Today, people with and without insurance have little clue what their out-of-pocket costs will be in hospital–unless they have traditional Medicare. Hospitals can hide the amounts they charge different insurers for different procedures; insurers, in turn, neither disclose nor limit people’s out-of-pocket hospital costs. People with commercial insurance are regularly surprised by how high they are.
Hospitals rates tend to put patients at serious financial and health risk. Even with insurance, between deductibles and coinsurance, hospital costs are often beyond their means. Until we eliminate deductibles and coinsurance, the US will continue to ration care based on people’s ability to pay.
For these reasons, the Trump administration policy requiring hospitals to disclose their charges for the uninsured is of little, if any, benefit to people. It provides no information for people with insurance. And, even if there were full hospital price transparency–information on rates for the insured and uninsured–it is hard to imagine how it would ever help people.
In short, you should not be expected to shop for health care. You generally have little control over the services you receive in hospital. Moreover, hospital fees for a procedure are an amalgam of different provider charges. The surgeon’s fee might be lower at one hospital than another and the anesthesiologist’s fee higher. But, you could not very well go to one hospital for anesthesia and another hospital for surgery.
Most important, price should not be the driving factor in choosing where to get health care services. Quality matters. You would never buy a car or a home without factoring in quality. You certainly should not do so with health care services. Yet, we have virtually no good public information available on quality of these services.

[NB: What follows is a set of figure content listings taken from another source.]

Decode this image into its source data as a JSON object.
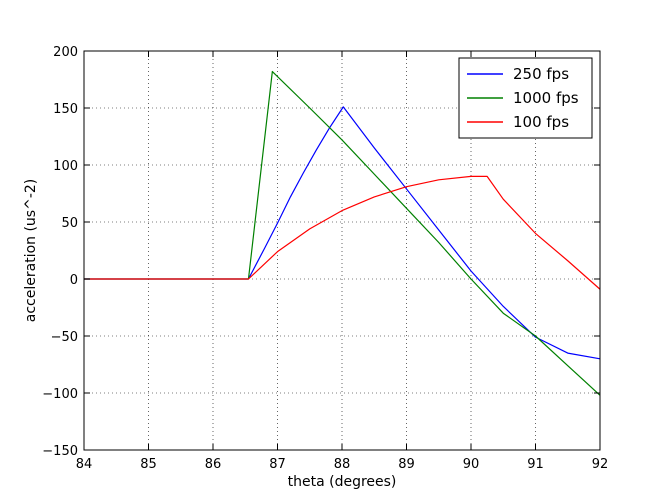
{
  "chart_data": {
    "type": "line",
    "title": "",
    "xlabel": "theta (degrees)",
    "ylabel": "acceleration (us^-2)",
    "xlim": [
      84,
      92
    ],
    "ylim": [
      -150,
      200
    ],
    "xticks": [
      84,
      85,
      86,
      87,
      88,
      89,
      90,
      91,
      92
    ],
    "yticks": [
      -150,
      -100,
      -50,
      0,
      50,
      100,
      150,
      200
    ],
    "xtick_labels": [
      "84",
      "85",
      "86",
      "87",
      "88",
      "89",
      "90",
      "91",
      "92"
    ],
    "ytick_labels": [
      "−150",
      "−100",
      "−50",
      "0",
      "50",
      "100",
      "150",
      "200"
    ],
    "grid": true,
    "legend_position": "top-right",
    "series": [
      {
        "name": "250 fps",
        "color": "#0000ff",
        "points": [
          [
            84,
            0
          ],
          [
            86.55,
            0
          ],
          [
            86.8,
            27
          ],
          [
            87.0,
            49
          ],
          [
            87.2,
            72
          ],
          [
            87.4,
            93
          ],
          [
            87.6,
            113
          ],
          [
            87.8,
            132
          ],
          [
            88.02,
            151
          ],
          [
            88.5,
            115
          ],
          [
            89.0,
            79
          ],
          [
            89.5,
            43
          ],
          [
            90.0,
            7
          ],
          [
            90.5,
            -24
          ],
          [
            91.0,
            -51
          ],
          [
            91.5,
            -65
          ],
          [
            92,
            -70
          ]
        ]
      },
      {
        "name": "1000 fps",
        "color": "#008000",
        "points": [
          [
            84,
            0
          ],
          [
            86.55,
            0
          ],
          [
            86.92,
            182
          ],
          [
            87.5,
            150
          ],
          [
            88.0,
            122
          ],
          [
            88.5,
            92
          ],
          [
            89.0,
            62
          ],
          [
            89.5,
            32
          ],
          [
            90.0,
            0
          ],
          [
            90.5,
            -30
          ],
          [
            91.0,
            -50
          ],
          [
            91.5,
            -76
          ],
          [
            92,
            -102
          ]
        ]
      },
      {
        "name": "100 fps",
        "color": "#ff0000",
        "points": [
          [
            84,
            0
          ],
          [
            86.55,
            0
          ],
          [
            87.0,
            24
          ],
          [
            87.5,
            44
          ],
          [
            88.0,
            60
          ],
          [
            88.5,
            72
          ],
          [
            89.0,
            81
          ],
          [
            89.5,
            87
          ],
          [
            90.0,
            90
          ],
          [
            90.25,
            90
          ],
          [
            90.5,
            70
          ],
          [
            91.0,
            40
          ],
          [
            91.5,
            16
          ],
          [
            92,
            -9
          ]
        ]
      }
    ]
  }
}
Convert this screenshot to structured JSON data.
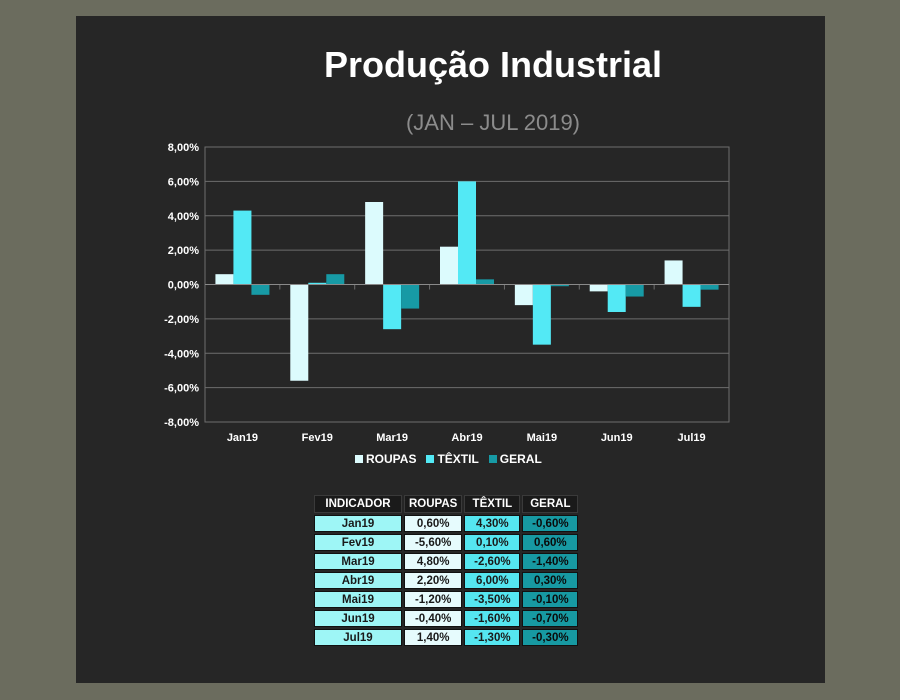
{
  "title": "Produção Industrial",
  "subtitle": "(JAN – JUL 2019)",
  "colors": {
    "ROUPAS": "#dcfbfd",
    "TÊXTIL": "#53e9f5",
    "GERAL": "#179aa5"
  },
  "chart_data": {
    "type": "bar",
    "categories": [
      "Jan19",
      "Fev19",
      "Mar19",
      "Abr19",
      "Mai19",
      "Jun19",
      "Jul19"
    ],
    "series": [
      {
        "name": "ROUPAS",
        "values": [
          0.6,
          -5.6,
          4.8,
          2.2,
          -1.2,
          -0.4,
          1.4
        ]
      },
      {
        "name": "TÊXTIL",
        "values": [
          4.3,
          0.1,
          -2.6,
          6.0,
          -3.5,
          -1.6,
          -1.3
        ]
      },
      {
        "name": "GERAL",
        "values": [
          -0.6,
          0.6,
          -1.4,
          0.3,
          -0.1,
          -0.7,
          -0.3
        ]
      }
    ],
    "ylim": [
      -8,
      8
    ],
    "yticks": [
      "8,00%",
      "6,00%",
      "4,00%",
      "2,00%",
      "0,00%",
      "-2,00%",
      "-4,00%",
      "-6,00%",
      "-8,00%"
    ],
    "grid": true,
    "legend": "bottom"
  },
  "table": {
    "headers": [
      "INDICADOR",
      "ROUPAS",
      "TÊXTIL",
      "GERAL"
    ],
    "rows": [
      [
        "Jan19",
        "0,60%",
        "4,30%",
        "-0,60%"
      ],
      [
        "Fev19",
        "-5,60%",
        "0,10%",
        "0,60%"
      ],
      [
        "Mar19",
        "4,80%",
        "-2,60%",
        "-1,40%"
      ],
      [
        "Abr19",
        "2,20%",
        "6,00%",
        "0,30%"
      ],
      [
        "Mai19",
        "-1,20%",
        "-3,50%",
        "-0,10%"
      ],
      [
        "Jun19",
        "-0,40%",
        "-1,60%",
        "-0,70%"
      ],
      [
        "Jul19",
        "1,40%",
        "-1,30%",
        "-0,30%"
      ]
    ]
  }
}
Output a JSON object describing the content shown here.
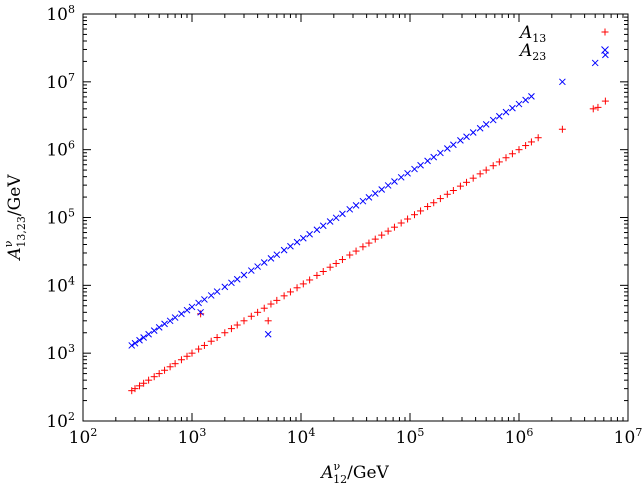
{
  "chart_data": {
    "type": "scatter",
    "xlabel": {
      "base": "A",
      "sup": "ν",
      "sub": "12",
      "unit": "/GeV"
    },
    "ylabel": {
      "base": "A",
      "sup": "ν",
      "sub": "13,23",
      "unit": "/GeV"
    },
    "xscale": "log",
    "yscale": "log",
    "xlim": [
      100,
      10000000
    ],
    "ylim": [
      100,
      100000000
    ],
    "x_ticks": [
      {
        "base": "10",
        "exp": "2"
      },
      {
        "base": "10",
        "exp": "3"
      },
      {
        "base": "10",
        "exp": "4"
      },
      {
        "base": "10",
        "exp": "5"
      },
      {
        "base": "10",
        "exp": "6"
      },
      {
        "base": "10",
        "exp": "7"
      }
    ],
    "y_ticks": [
      {
        "base": "10",
        "exp": "2"
      },
      {
        "base": "10",
        "exp": "3"
      },
      {
        "base": "10",
        "exp": "4"
      },
      {
        "base": "10",
        "exp": "5"
      },
      {
        "base": "10",
        "exp": "6"
      },
      {
        "base": "10",
        "exp": "7"
      },
      {
        "base": "10",
        "exp": "8"
      }
    ],
    "grid": false,
    "legend_position": "top-right",
    "series": [
      {
        "name_base": "A",
        "name_sub": "13",
        "marker": "+",
        "color": "#ff0000",
        "points": [
          [
            280,
            280
          ],
          [
            300,
            300
          ],
          [
            330,
            330
          ],
          [
            360,
            360
          ],
          [
            400,
            400
          ],
          [
            450,
            450
          ],
          [
            500,
            500
          ],
          [
            560,
            560
          ],
          [
            630,
            630
          ],
          [
            700,
            700
          ],
          [
            800,
            800
          ],
          [
            900,
            900
          ],
          [
            1000,
            1000
          ],
          [
            1150,
            1150
          ],
          [
            1300,
            1300
          ],
          [
            1500,
            1500
          ],
          [
            1700,
            1700
          ],
          [
            2000,
            2000
          ],
          [
            2300,
            2300
          ],
          [
            2600,
            2600
          ],
          [
            3000,
            3000
          ],
          [
            3500,
            3500
          ],
          [
            4000,
            4000
          ],
          [
            4600,
            4600
          ],
          [
            5300,
            5300
          ],
          [
            6000,
            6000
          ],
          [
            7000,
            7000
          ],
          [
            8000,
            8000
          ],
          [
            9200,
            9200
          ],
          [
            10500,
            10500
          ],
          [
            12000,
            12000
          ],
          [
            14000,
            14000
          ],
          [
            16000,
            16000
          ],
          [
            18500,
            18500
          ],
          [
            21000,
            21000
          ],
          [
            24000,
            24000
          ],
          [
            28000,
            28000
          ],
          [
            32000,
            32000
          ],
          [
            37000,
            37000
          ],
          [
            42000,
            42000
          ],
          [
            48000,
            48000
          ],
          [
            55000,
            55000
          ],
          [
            63000,
            63000
          ],
          [
            72000,
            72000
          ],
          [
            83000,
            83000
          ],
          [
            95000,
            95000
          ],
          [
            110000,
            110000
          ],
          [
            125000,
            125000
          ],
          [
            145000,
            145000
          ],
          [
            165000,
            165000
          ],
          [
            190000,
            190000
          ],
          [
            220000,
            220000
          ],
          [
            250000,
            250000
          ],
          [
            290000,
            290000
          ],
          [
            330000,
            330000
          ],
          [
            380000,
            380000
          ],
          [
            440000,
            440000
          ],
          [
            500000,
            500000
          ],
          [
            580000,
            580000
          ],
          [
            660000,
            660000
          ],
          [
            760000,
            760000
          ],
          [
            870000,
            870000
          ],
          [
            1000000,
            1000000
          ],
          [
            1150000,
            1150000
          ],
          [
            1300000,
            1300000
          ],
          [
            1500000,
            1500000
          ],
          [
            2500000,
            2000000
          ],
          [
            1200,
            3800
          ],
          [
            5000,
            3000
          ],
          [
            4800000,
            4000000
          ],
          [
            5300000,
            4200000
          ],
          [
            6200000,
            5200000
          ]
        ]
      },
      {
        "name_base": "A",
        "name_sub": "23",
        "marker": "x",
        "color": "#0000ff",
        "points": [
          [
            280,
            1300
          ],
          [
            300,
            1400
          ],
          [
            330,
            1550
          ],
          [
            360,
            1700
          ],
          [
            400,
            1900
          ],
          [
            450,
            2150
          ],
          [
            500,
            2400
          ],
          [
            560,
            2700
          ],
          [
            630,
            3000
          ],
          [
            700,
            3350
          ],
          [
            800,
            3800
          ],
          [
            900,
            4300
          ],
          [
            1000,
            4800
          ],
          [
            1150,
            5500
          ],
          [
            1300,
            6200
          ],
          [
            1500,
            7100
          ],
          [
            1700,
            8100
          ],
          [
            2000,
            9500
          ],
          [
            2300,
            10900
          ],
          [
            2600,
            12300
          ],
          [
            3000,
            14200
          ],
          [
            3500,
            16500
          ],
          [
            4000,
            18900
          ],
          [
            4600,
            21700
          ],
          [
            5300,
            25000
          ],
          [
            6000,
            28300
          ],
          [
            7000,
            33000
          ],
          [
            8000,
            37700
          ],
          [
            9200,
            43400
          ],
          [
            10500,
            49500
          ],
          [
            12000,
            56600
          ],
          [
            14000,
            66000
          ],
          [
            16000,
            75500
          ],
          [
            18500,
            87300
          ],
          [
            21000,
            99000
          ],
          [
            24000,
            113000
          ],
          [
            28000,
            132000
          ],
          [
            32000,
            151000
          ],
          [
            37000,
            174000
          ],
          [
            42000,
            198000
          ],
          [
            48000,
            226000
          ],
          [
            55000,
            259000
          ],
          [
            63000,
            297000
          ],
          [
            72000,
            339000
          ],
          [
            83000,
            391000
          ],
          [
            95000,
            448000
          ],
          [
            110000,
            518000
          ],
          [
            125000,
            589000
          ],
          [
            145000,
            683000
          ],
          [
            165000,
            777000
          ],
          [
            190000,
            895000
          ],
          [
            220000,
            1040000
          ],
          [
            250000,
            1180000
          ],
          [
            290000,
            1370000
          ],
          [
            330000,
            1550000
          ],
          [
            380000,
            1790000
          ],
          [
            440000,
            2070000
          ],
          [
            500000,
            2360000
          ],
          [
            580000,
            2730000
          ],
          [
            660000,
            3110000
          ],
          [
            760000,
            3580000
          ],
          [
            870000,
            4100000
          ],
          [
            1000000,
            4700000
          ],
          [
            1150000,
            5400000
          ],
          [
            1300000,
            6100000
          ],
          [
            2500000,
            10000000
          ],
          [
            1200,
            4000
          ],
          [
            5000,
            1900
          ],
          [
            5000000,
            19000000
          ],
          [
            6200000,
            25000000
          ]
        ]
      }
    ]
  }
}
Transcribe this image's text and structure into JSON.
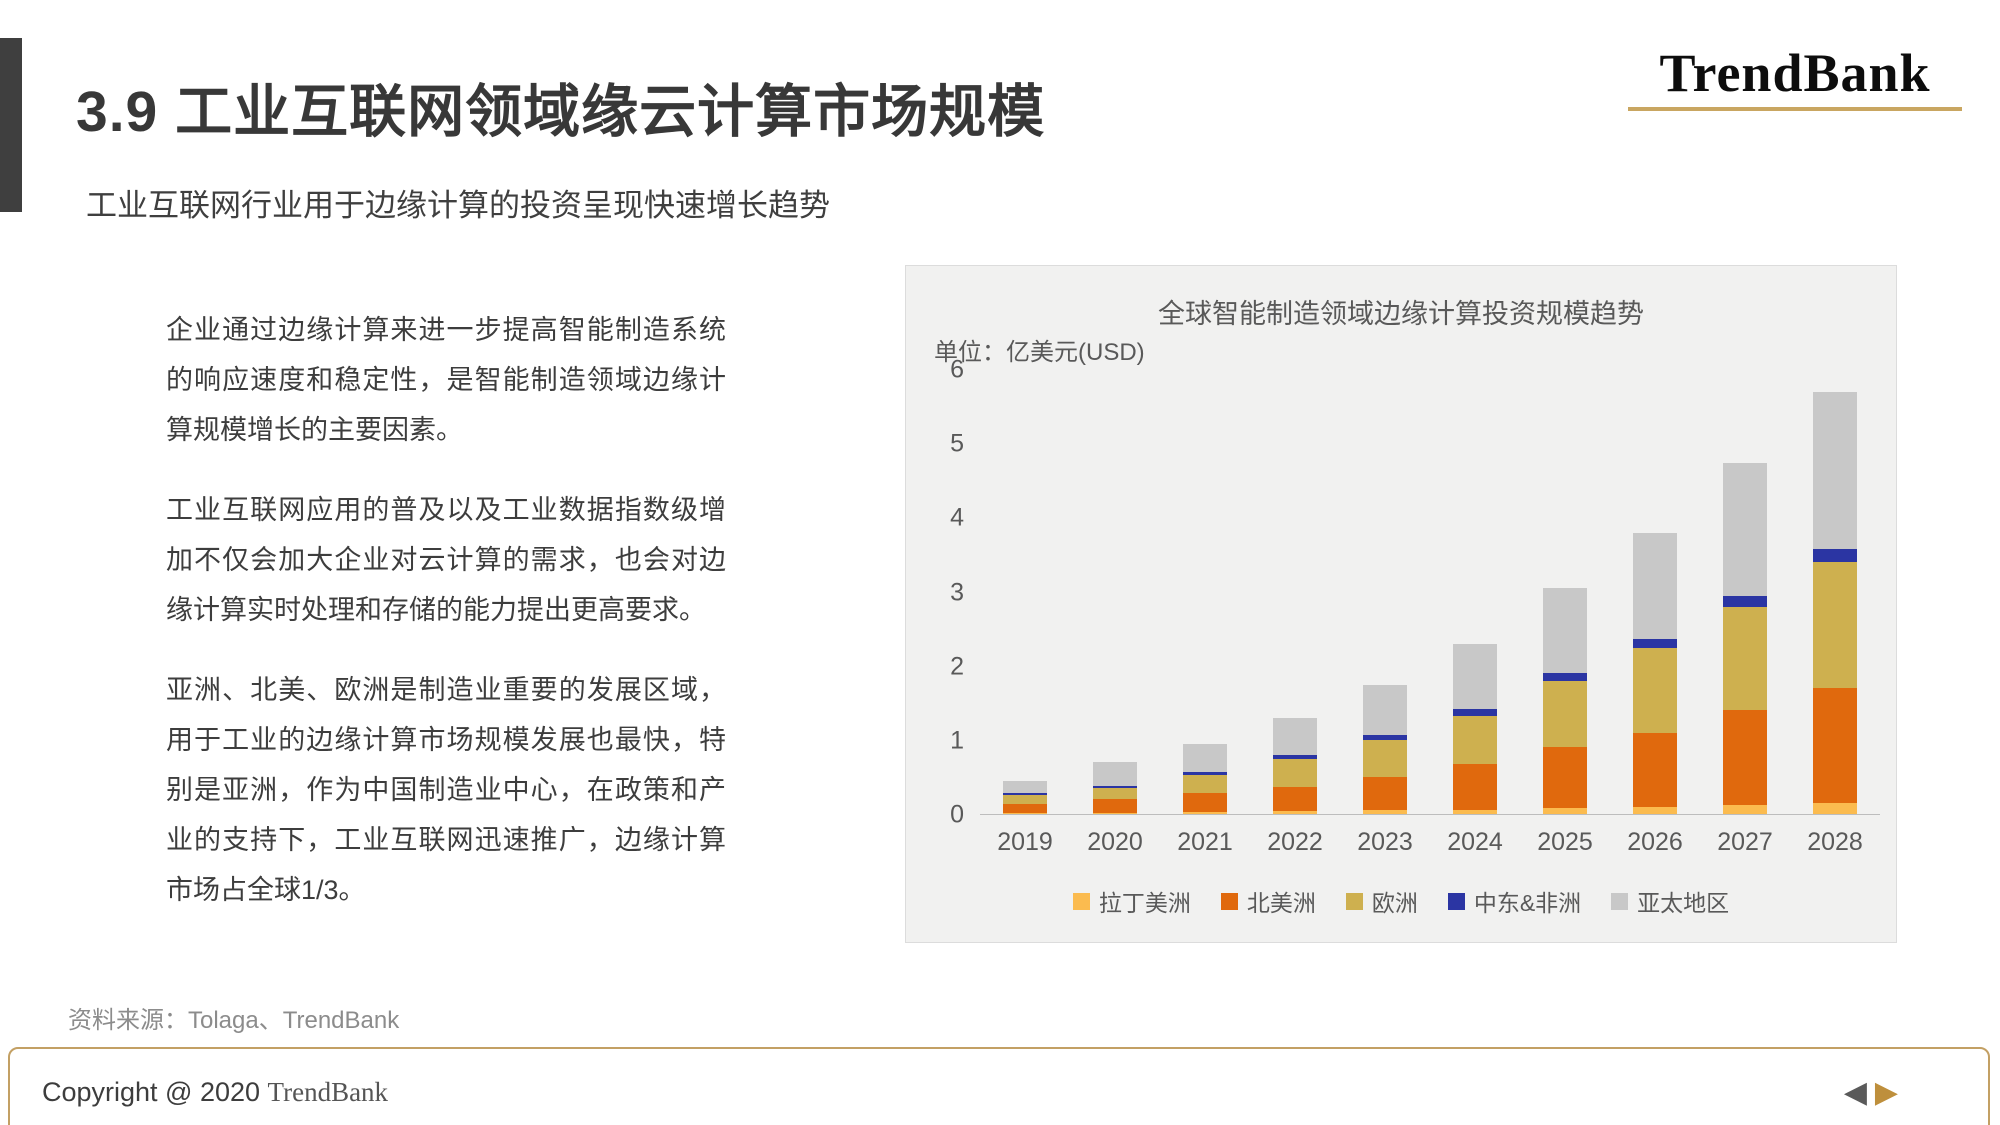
{
  "slide": {
    "title": "3.9 工业互联网领域缘云计算市场规模",
    "subtitle": "工业互联网行业用于边缘计算的投资呈现快速增长趋势",
    "logo": "TrendBank",
    "paragraphs": [
      "企业通过边缘计算来进一步提高智能制造系统的响应速度和稳定性，是智能制造领域边缘计算规模增长的主要因素。",
      "工业互联网应用的普及以及工业数据指数级增加不仅会加大企业对云计算的需求，也会对边缘计算实时处理和存储的能力提出更高要求。",
      "亚洲、北美、欧洲是制造业重要的发展区域，用于工业的边缘计算市场规模发展也最快，特别是亚洲，作为中国制造业中心，在政策和产业的支持下，工业互联网迅速推广，边缘计算市场占全球1/3。"
    ],
    "source": "资料来源：Tolaga、TrendBank",
    "footer": {
      "copyright_prefix": "Copyright @ 2020",
      "copyright_brand": "TrendBank",
      "prev_icon": "◀",
      "next_icon": "▶"
    }
  },
  "chart_data": {
    "type": "bar",
    "stacked": true,
    "title": "全球智能制造领域边缘计算投资规模趋势",
    "unit_label": "单位：亿美元(USD)",
    "categories": [
      "2019",
      "2020",
      "2021",
      "2022",
      "2023",
      "2024",
      "2025",
      "2026",
      "2027",
      "2028"
    ],
    "series": [
      {
        "name": "拉丁美洲",
        "color": "#FBBB4F",
        "values": [
          0.02,
          0.02,
          0.03,
          0.04,
          0.05,
          0.06,
          0.08,
          0.1,
          0.12,
          0.15
        ]
      },
      {
        "name": "北美洲",
        "color": "#E0690D",
        "values": [
          0.12,
          0.18,
          0.25,
          0.33,
          0.45,
          0.62,
          0.82,
          1.0,
          1.28,
          1.55
        ]
      },
      {
        "name": "欧洲",
        "color": "#CEB04F",
        "values": [
          0.12,
          0.15,
          0.25,
          0.38,
          0.5,
          0.65,
          0.9,
          1.15,
          1.4,
          1.7
        ]
      },
      {
        "name": "中东&非洲",
        "color": "#2B35A3",
        "values": [
          0.02,
          0.03,
          0.04,
          0.05,
          0.07,
          0.09,
          0.1,
          0.12,
          0.15,
          0.18
        ]
      },
      {
        "name": "亚太地区",
        "color": "#C8C8C8",
        "values": [
          0.17,
          0.32,
          0.38,
          0.5,
          0.68,
          0.88,
          1.15,
          1.43,
          1.8,
          2.12
        ]
      }
    ],
    "ylim": [
      0,
      6
    ],
    "yticks": [
      0,
      1,
      2,
      3,
      4,
      5,
      6
    ],
    "xlabel": "",
    "ylabel": "",
    "grid": false,
    "legend_position": "bottom"
  },
  "colors": {
    "accent_dark": "#3F3F3F",
    "brand_gold": "#C9A661",
    "footer_border": "#C3A064",
    "arrow_left": "#5A5A5A",
    "arrow_right": "#BE8F3C",
    "chart_panel_bg": "#F1F1F0"
  }
}
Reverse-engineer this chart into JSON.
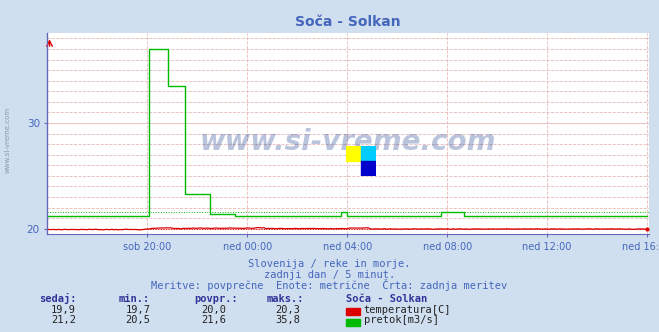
{
  "title": "Soča - Solkan",
  "background_color": "#d0dff0",
  "plot_bg_color": "#ffffff",
  "grid_h_color": "#e8b8b8",
  "grid_v_color": "#e8b8b8",
  "spine_color": "#6666bb",
  "x_tick_labels": [
    "sob 20:00",
    "ned 00:00",
    "ned 04:00",
    "ned 08:00",
    "ned 12:00",
    "ned 16:00"
  ],
  "x_tick_positions": [
    48,
    96,
    144,
    192,
    240,
    288
  ],
  "y_ticks": [
    20,
    30
  ],
  "ylim_bottom": 19.5,
  "ylim_top": 38.5,
  "xlim": [
    0,
    289
  ],
  "temp_color": "#dd0000",
  "flow_color": "#00bb00",
  "flow_avg_color": "#00bb00",
  "temp_avg": 20.0,
  "temp_min": 19.7,
  "temp_max": 20.3,
  "temp_now": 19.9,
  "flow_avg": 21.6,
  "flow_min": 20.5,
  "flow_max": 35.8,
  "flow_now": 21.2,
  "subtitle1": "Slovenija / reke in morje.",
  "subtitle2": "zadnji dan / 5 minut.",
  "subtitle3": "Meritve: povprečne  Enote: metrične  Črta: zadnja meritev",
  "watermark": "www.si-vreme.com",
  "label_color": "#4466bb",
  "stats_color": "#333399",
  "n_points": 289
}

To be clear, hospital price transparency is good public policy even if it cannot help patients. It allows policy experts easily to compare costs for different services, among hospitals, in a particular area, and across the country, for different health plans, and for people without insurance.
Full hospital price transparency would reveal which insurers are getting better rates for different services and reinforce the point that the health care marketplace sets arbitrary and unreasonable prices and fails to rein in costs. It would expose lack of competition. And, it would help show why we need Medicare for All, fair rates for everyone no matter where they live or which hospital they use.